Abstract
Vitamin D, a vital steroid-based hormone in humans, is crucial not only for maintaining calcium and phosphorus balance but also for influencing several biological activities, including cell maturation, programmed cell death, inflammation control, and insulin sensitivity. The presence of vitamin D receptors across both male and female reproductive organs highlights its potential role in reproductive health. Given the widespread global deficiency of vitamin D, this review explores its possible roles in reproductive functions in both sexes and its relationship with outcomes in assisted reproductive technologies (ART). Vitamin D plays roles in critical reproductive mechanisms such as hormone production, sperm development, and the acrosome reaction. Its levels are linked to semen parameters, ovarian function, polycystic ovary syndrome, endometriosis, and more. This review also uncovers conflicting evidence concerning vitamin D levels and ART success rates. Notably, there is a significant gap in robust, randomized controlled trials evaluating the direct benefits of vitamin D supplementation on fertility in humans. Therefore, more research is urgently needed to explore the molecular pathways influenced by vitamin D across various species and populations, alongside well-designed clinical trials.

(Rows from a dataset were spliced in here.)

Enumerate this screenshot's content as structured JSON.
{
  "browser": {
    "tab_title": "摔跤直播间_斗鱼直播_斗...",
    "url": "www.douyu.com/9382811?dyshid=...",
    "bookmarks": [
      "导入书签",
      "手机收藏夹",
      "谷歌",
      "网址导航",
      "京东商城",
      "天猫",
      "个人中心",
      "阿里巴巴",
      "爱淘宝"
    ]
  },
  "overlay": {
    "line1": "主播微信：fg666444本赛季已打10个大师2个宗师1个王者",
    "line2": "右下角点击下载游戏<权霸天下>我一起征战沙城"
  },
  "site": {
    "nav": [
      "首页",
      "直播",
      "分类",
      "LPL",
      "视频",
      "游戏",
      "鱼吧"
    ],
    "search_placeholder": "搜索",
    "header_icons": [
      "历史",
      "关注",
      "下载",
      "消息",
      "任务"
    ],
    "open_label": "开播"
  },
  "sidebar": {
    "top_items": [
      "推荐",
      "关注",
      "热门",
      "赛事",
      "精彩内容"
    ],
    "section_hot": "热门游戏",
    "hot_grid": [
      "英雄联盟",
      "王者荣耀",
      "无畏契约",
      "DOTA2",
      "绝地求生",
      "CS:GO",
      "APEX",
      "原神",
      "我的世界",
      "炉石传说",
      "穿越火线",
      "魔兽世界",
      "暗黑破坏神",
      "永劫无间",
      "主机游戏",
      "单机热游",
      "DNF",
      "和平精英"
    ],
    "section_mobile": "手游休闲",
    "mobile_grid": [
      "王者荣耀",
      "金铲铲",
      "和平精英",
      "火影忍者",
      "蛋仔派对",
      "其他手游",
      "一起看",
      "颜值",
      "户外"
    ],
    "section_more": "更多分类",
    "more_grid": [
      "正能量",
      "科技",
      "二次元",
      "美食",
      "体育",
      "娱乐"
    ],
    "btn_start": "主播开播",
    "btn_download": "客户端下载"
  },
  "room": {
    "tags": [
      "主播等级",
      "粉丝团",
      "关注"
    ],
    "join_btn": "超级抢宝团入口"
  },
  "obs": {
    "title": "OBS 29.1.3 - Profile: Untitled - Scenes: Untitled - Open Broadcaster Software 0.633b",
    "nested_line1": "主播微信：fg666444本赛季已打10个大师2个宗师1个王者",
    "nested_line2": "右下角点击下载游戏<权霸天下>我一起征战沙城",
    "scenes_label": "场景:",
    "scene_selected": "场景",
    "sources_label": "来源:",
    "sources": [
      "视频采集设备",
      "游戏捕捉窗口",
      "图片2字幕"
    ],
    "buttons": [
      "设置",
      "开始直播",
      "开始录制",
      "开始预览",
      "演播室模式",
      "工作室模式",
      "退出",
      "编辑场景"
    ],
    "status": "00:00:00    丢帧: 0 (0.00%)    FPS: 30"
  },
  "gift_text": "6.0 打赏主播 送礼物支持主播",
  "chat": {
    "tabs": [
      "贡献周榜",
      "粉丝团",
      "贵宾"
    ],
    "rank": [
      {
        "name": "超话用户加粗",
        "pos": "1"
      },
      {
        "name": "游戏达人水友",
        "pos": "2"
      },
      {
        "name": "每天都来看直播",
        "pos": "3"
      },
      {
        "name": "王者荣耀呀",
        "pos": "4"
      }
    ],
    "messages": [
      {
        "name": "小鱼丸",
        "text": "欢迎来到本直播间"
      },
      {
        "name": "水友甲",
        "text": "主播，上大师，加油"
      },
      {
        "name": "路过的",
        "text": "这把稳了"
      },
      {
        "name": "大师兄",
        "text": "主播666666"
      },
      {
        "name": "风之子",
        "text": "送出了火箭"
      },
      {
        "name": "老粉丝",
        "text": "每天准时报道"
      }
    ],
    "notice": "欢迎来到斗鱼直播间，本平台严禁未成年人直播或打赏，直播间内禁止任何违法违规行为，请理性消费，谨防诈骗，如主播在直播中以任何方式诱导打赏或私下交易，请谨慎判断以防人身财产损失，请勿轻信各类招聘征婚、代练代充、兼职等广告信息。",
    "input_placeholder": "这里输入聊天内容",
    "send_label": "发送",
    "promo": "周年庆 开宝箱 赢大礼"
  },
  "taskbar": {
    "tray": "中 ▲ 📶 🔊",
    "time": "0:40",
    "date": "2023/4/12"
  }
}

Key Words: vitamin D, reproductive health, assisted conception, ART
Introduction
Vitamin D is a fat-soluble steroid hormone essential for human health, primarily recognized for its regulatory effects on calcium and phosphorus balance. The two primary forms are vitamin D2 (ergocalciferol) and vitamin D3 (cholecalciferol). Both exist in inactive forms, are not interconvertible, and are collectively termed vitamin D (1). Vitamin D3, accounting for approximately 90%–95% of total vitamin D in the body, can be acquired through dietary sources but is predominantly synthesized in the skin from 7-dehydrocholesterol upon exposure to ultraviolet B (UVB) rays from sunlight. Initially, vitamin D is converted in the liver into 25-hydroxyvitamin D [25(OH)D] via the action of vitamin D-25 hydroxylase enzymes (CYP2R1 or CYP27A1). This metabolite binds to vitamin D–binding protein (DBP) and is carried through the bloodstream to the kidneys. There, under the influence of CYP27B1 in proximal convoluted tubules, it is transformed into the active form, 1α,25-dihydroxyvitamin D3 [1,25(OH)₂D₃ or calcitriol], which, bound to DBP, travels to target tissues to perform its biological actions (2, 3). Vitamin D receptors (VDRs) are found in a broad range of organs and tissues, such as the bones, muscles, intestines, kidneys, parathyroid gland, breast, retina, and spleen. Beyond its well-known skeletal functions, vitamin D also participates in various biological mechanisms, including cell growth regulation, programmed cell death, inflammation control, and modulation of insulin resistance. Deficiency in vitamin D has been linked to numerous conditions like rickets, osteoporosis, type 2 diabetes, cardiovascular diseases, cancers, and autoimmune disorders (4, 5). Serum levels of 25(OH)D are considered the most reliable marker for assessing vitamin D status, as it is the primary circulating metabolite of vitamin D. According to the American Endocrine Society’s clinical guidelines (6), vitamin D levels are categorized as deficient when below 20 ng/mL (50 nmol/L), insufficient between 21–29 ng/mL (52.5–72.5 nmol/L), and sufficient when above 30 ng/mL (75 nmol/L). However, the Institute of Medicine (IOM) considers levels exceeding 20 ng/mL (50 nmol/L) to be adequate for health (7). Despite these standards, both deficiency and insufficiency remain widespread globally. Approximately 37% of studies have documented average serum 25(OH)D concentrations below 20 ng/mL, with values across studies ranging from 2.0 to 54.5 ng/mL (8, 9).